Paper No. 4
Presentation Time: 2:30 PM

DIRECT SIMULATION OF SHOCK AND RELEASE PROCESSES IN GEOLOGICAL MATERIALS (Invited Presentation)


BORG, John, Department of Mechanical Engineering, Marquette University, 1515 W. Wisconsin Ave, Milwaukee, WI 53233, john.borg@mu.edu

The dynamic response of geological materials subjected to impact and shock can be difficult to characterize. Numerous material models and equations of state, which have been empirically or semi-analytically derived, have been proposed. Typically these models treat soils as a bulk material where the anisotropic nature of the materials is lost.
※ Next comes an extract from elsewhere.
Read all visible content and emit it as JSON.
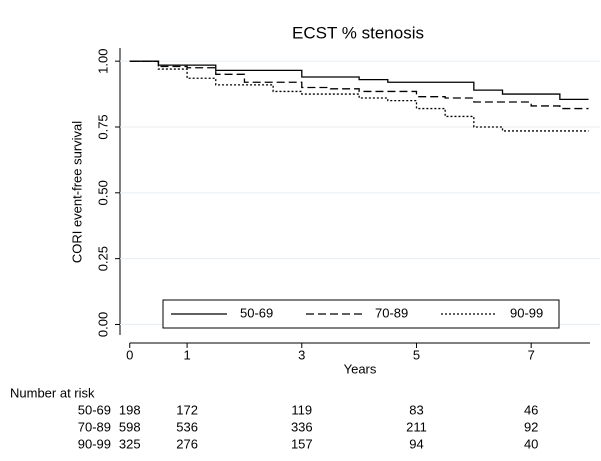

In this work, the bulk dynamic response of sand is constructed by simultaneously modeling each constituent and then averaging over a representative volume element in order to derive the bulk response. The bulk shock Hugoniot and release isentropic for loose dry sand, which has demonstrated a wide range of behaviors when subjected to shock and impact loading, is constructed. The formation of force chains, pore collapse and grain fracture are some of the phenomenological behaviors which govern the sand response at the small scale, complicate the dynamic interactions moving up in scale, and are suspected to contribute to differing degrees of accuracy of bulk models at the largest scales. The computational simulations can bridge the gap between the various scales and can be used to construct bulk material models. This approach is termed meso-scale modeling. The mesoscale results compare favorably to data gathered from a one-dimensional plane-strain impact experiments.